Look at the crypto miners with their acreages of mining-farms from faraway Scandinavia to the Mongolian climes. These big time “producers” of coins are no longer struggling to find buyers as they did years ago. They no longer hold market rallies either. Instead, they are highly channelized sales avenues with “scheduled” coin sales at regular intervals. There is more to the high-profile operations of the crypto miners because these commercial producers have also set up lucrative “liquidity desks” as well as normal mining operations.
However, there is further proof that the big players are foraying into the new realms of digitized currencies.
Researchers with Digital Assets Research and the TABB Group have identified OTC markets that notched nearly $250 million to $30 billion in April for day traders, even clocking $15 billion in a single-day by way of transactions.

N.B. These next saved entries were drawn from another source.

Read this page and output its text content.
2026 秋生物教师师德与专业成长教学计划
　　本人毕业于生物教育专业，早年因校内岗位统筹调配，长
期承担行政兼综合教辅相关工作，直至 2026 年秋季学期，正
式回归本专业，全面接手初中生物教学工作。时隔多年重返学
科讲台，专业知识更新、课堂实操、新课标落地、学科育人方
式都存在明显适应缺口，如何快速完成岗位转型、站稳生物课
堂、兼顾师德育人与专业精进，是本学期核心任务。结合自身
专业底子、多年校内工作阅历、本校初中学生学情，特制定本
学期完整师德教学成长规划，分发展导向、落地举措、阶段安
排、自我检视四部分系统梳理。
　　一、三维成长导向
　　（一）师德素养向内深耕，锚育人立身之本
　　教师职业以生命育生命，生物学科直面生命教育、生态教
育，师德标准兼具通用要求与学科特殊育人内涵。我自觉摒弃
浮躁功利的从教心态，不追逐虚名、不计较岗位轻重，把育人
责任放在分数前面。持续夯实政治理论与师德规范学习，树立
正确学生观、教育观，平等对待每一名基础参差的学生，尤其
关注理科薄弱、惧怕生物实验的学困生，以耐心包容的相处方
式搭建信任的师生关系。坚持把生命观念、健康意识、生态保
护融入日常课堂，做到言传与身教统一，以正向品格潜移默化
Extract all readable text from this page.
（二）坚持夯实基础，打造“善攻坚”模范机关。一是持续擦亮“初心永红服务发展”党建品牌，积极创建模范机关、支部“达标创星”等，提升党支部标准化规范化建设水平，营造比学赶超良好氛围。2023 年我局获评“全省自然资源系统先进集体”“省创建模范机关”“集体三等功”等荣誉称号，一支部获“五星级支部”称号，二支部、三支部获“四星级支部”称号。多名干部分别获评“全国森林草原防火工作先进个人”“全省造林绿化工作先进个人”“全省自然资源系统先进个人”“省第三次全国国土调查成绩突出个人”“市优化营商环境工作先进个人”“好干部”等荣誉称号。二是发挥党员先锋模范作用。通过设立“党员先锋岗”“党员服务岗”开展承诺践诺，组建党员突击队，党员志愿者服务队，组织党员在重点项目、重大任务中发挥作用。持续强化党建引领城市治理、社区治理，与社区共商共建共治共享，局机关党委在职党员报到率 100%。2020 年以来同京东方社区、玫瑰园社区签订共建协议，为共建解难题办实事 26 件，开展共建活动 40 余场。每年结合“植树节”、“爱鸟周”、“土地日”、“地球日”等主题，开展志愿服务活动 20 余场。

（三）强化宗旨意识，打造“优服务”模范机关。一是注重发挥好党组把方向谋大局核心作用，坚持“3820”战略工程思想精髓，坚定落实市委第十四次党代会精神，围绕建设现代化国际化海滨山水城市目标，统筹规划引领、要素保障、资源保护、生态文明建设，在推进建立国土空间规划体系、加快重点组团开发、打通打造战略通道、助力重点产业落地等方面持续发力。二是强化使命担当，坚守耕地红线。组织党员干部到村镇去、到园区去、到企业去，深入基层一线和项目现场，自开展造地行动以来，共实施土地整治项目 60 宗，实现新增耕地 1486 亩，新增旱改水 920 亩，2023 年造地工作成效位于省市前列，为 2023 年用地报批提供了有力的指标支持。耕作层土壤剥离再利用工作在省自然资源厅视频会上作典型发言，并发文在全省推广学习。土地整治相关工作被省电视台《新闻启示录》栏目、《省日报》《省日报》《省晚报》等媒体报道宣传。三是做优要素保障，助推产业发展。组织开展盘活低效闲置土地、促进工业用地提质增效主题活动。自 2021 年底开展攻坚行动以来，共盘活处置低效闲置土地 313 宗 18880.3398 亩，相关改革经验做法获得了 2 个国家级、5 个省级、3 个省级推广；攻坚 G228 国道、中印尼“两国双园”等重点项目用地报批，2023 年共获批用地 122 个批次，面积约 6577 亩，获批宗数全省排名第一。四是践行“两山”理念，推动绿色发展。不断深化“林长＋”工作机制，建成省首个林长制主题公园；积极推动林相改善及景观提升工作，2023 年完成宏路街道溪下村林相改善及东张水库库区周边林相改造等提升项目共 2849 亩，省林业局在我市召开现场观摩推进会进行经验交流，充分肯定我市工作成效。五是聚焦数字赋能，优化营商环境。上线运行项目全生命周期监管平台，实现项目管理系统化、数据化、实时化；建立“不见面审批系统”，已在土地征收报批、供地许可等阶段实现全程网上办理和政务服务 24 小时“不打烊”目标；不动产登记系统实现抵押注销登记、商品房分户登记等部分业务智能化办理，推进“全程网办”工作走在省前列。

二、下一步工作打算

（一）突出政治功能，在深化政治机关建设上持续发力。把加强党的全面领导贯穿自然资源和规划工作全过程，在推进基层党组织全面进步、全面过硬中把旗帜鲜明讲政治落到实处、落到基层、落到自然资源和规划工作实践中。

Why do Financial Institutions want to own coins?
The question arises, why are the big hedge funds and institutional investors heading towards the crypto world? And the answer is in the fact that the “volatility” associated with these non-fiat currencies has now narrowed down considerably.
According to Cho, cryptocurrency trading in Asian markets involves nearly one-third of the DRW transactions. In addition, all of the large-scale sales happen in private, thus removing the risk of market floors spiking or dropping coin prices arbitrarily. Given the sterile transaction conditions of private sales, OTC liquidation is also well primed for these market genres.
However, the sudden demand for coins, which has arrived on the back of institutional buyers needs has meant third parties such as exchanges have found it a bountiful playing ground as they match these private buyers with inventory. In fact, an elitist “collector” approach is being applied to these coins as well. Many miners are not averse to offering premium “virgin” coins to these ‘covetous’ investors. Technically such freshly-minted coins are also desired because it’s guaranteed that such coins have not been used for money-laundering purposes.